Clang Static Analyzer Test Bench

The CSA test bench is a collection of tools that aim to ease Clang Static Analyzer development by finding projects on which certain checks or analyzer engine changes can be tested and by making the evaluation of the results easier.

Generate Project List utility

The generate_project_list.py utility can help discover relevant projects on which a check or a change can be tested. It generates a list of projects that use a certain API or language construct extensively, based on SearchCode query results.

Example usage:

python generate_project_list.py 'pthread_mutex_t' 'C C++' 5 --output pthread.json

The above command will generate a list of 5 projects written in either C or C++ that use pthread_mutex_t.

Generate Project List from Debian packages

It is also possible to create a project list file from Debian source packages.
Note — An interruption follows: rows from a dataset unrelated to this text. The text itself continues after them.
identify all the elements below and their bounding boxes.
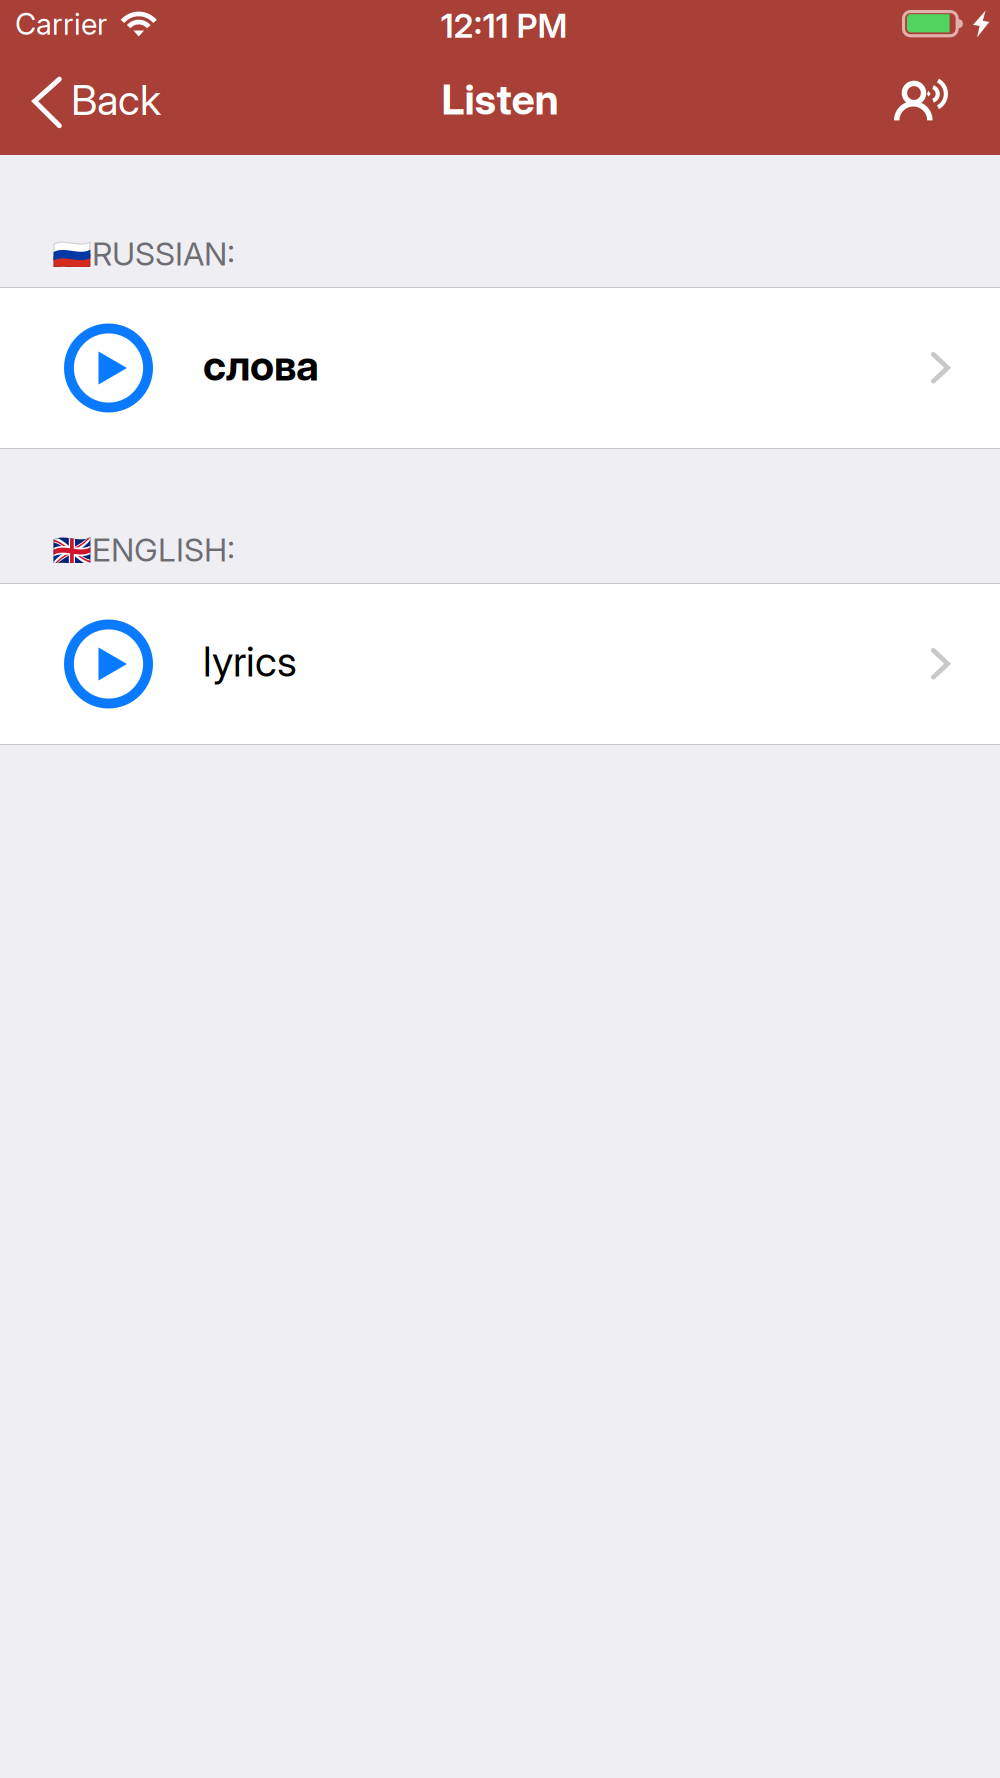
staticText: 🇷🇺RUSSIAN: [52, 235, 235, 273]
staticText: Back [71, 75, 161, 125]
staticText: Listen [442, 74, 558, 124]
button[interactable]: Back [0, 48, 177, 155]
staticText: 12:11 PM [440, 5, 568, 46]
staticText: слова [203, 340, 319, 390]
staticText: 🇬🇧ENGLISH: [52, 531, 235, 569]
staticText: Carrier [15, 6, 107, 42]
button[interactable]: lyrics [0, 584, 1000, 744]
button[interactable]: Speak [894, 48, 1000, 155]
button[interactable]: слова [0, 288, 1000, 448]
staticText: lyrics [203, 636, 297, 686]
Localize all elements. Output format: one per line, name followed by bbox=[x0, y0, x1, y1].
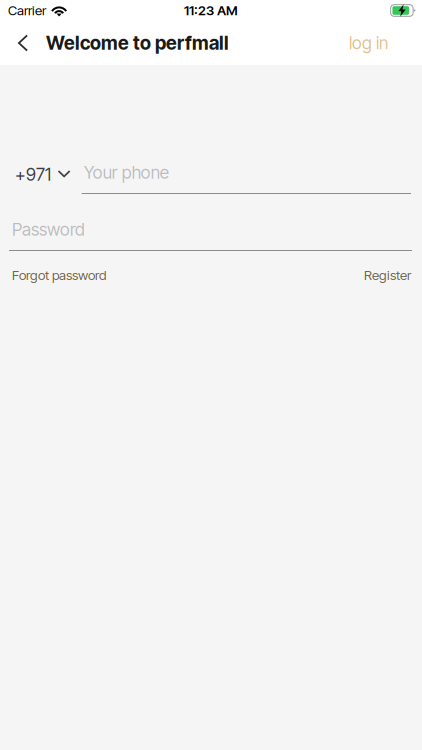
button[interactable]: Your phone bbox=[82, 162, 411, 194]
staticText: +971 bbox=[15, 164, 51, 185]
staticText: Welcome to perfmall bbox=[46, 32, 229, 54]
button[interactable]: Back bbox=[0, 22, 36, 64]
button[interactable]: Password bbox=[9, 219, 412, 251]
staticText: Password bbox=[12, 219, 85, 240]
staticText: Your phone bbox=[84, 162, 169, 183]
button[interactable]: Register bbox=[356, 261, 422, 289]
button[interactable]: Country code +971 bbox=[0, 162, 82, 194]
staticText: log in bbox=[349, 32, 388, 54]
button[interactable]: Forgot password bbox=[0, 261, 114, 289]
staticText: Forgot password bbox=[12, 267, 106, 283]
staticText: 11:23 AM bbox=[184, 2, 238, 18]
button[interactable]: log in bbox=[335, 22, 422, 64]
staticText: Register bbox=[364, 267, 411, 283]
staticText: Carrier bbox=[8, 2, 46, 18]
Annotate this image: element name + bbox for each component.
The resulting file will contain lots of unsupported projects, so we advise filtering the list afterward.

python project_list_from_debian.py -u ftp://ftp.se.debian.org/debian/ --output debian.json

We do plan to include additional facilities to help with filtering the list and building the packages in the future.

Running Experiments

The run_experiments.py script runs the Clang Static Analyzer on a set of projects and generates a detailed report from the results. It downloads the projects specified in a JSON config file from a git repository or a tarball, infers the build system, generates a build log, runs the Static Analyzer, collects the output, and generates an HTML report that holds all information needed to reproduce the same experiment.

Example usage:

python run_experiments.py --config projects.json --jobs 8

Note that the CodeChecker server at the URL specified in the config file needs to be started separately before running an experiment.

Example configuration:

{
  "projects": [
    {
      "name": "tmux",
      "url": "https://github.com/tmux/tmux.git",
      "tag": "2.6"
    },
    {
      "name": "curl",
      "url": "https://github.com/curl/curl.git"
    }
  ],
  "configurations": [
    {
      "name": "baseline",
      "clang_sa_args": "-Xclang -analyzer-stats"
    },
    {
      "name": "unroll",
      "clang_sa_args": "-Xclang -analyzer-stats -Xclang -analyzer-config -Xclang unroll-loops=true,cfg-loopexit=true"
    }
  ],
  "CodeChecker": {
    "url": "http://localhost:15010/Default"
  }
}

Example report:

Example report

Dependencies

In order for this set of scripts to work, CodeChecker needs to be installed and available in the PATH. Packages from the python_requirements file should also be installed after CodeChecker's virtual environment was activated. Example setup below:

cd path/to/CodeChecker
make venv
source venv/bin/activate
make package
export PATH="$PWD/build/CodeChecker/bin:$PATH"
cd path/to/csa-testbench
pip install -r python_requirements

If the cloc utility is in the path, the script will also count the lines of code of the analyzed projects and include them in the final report.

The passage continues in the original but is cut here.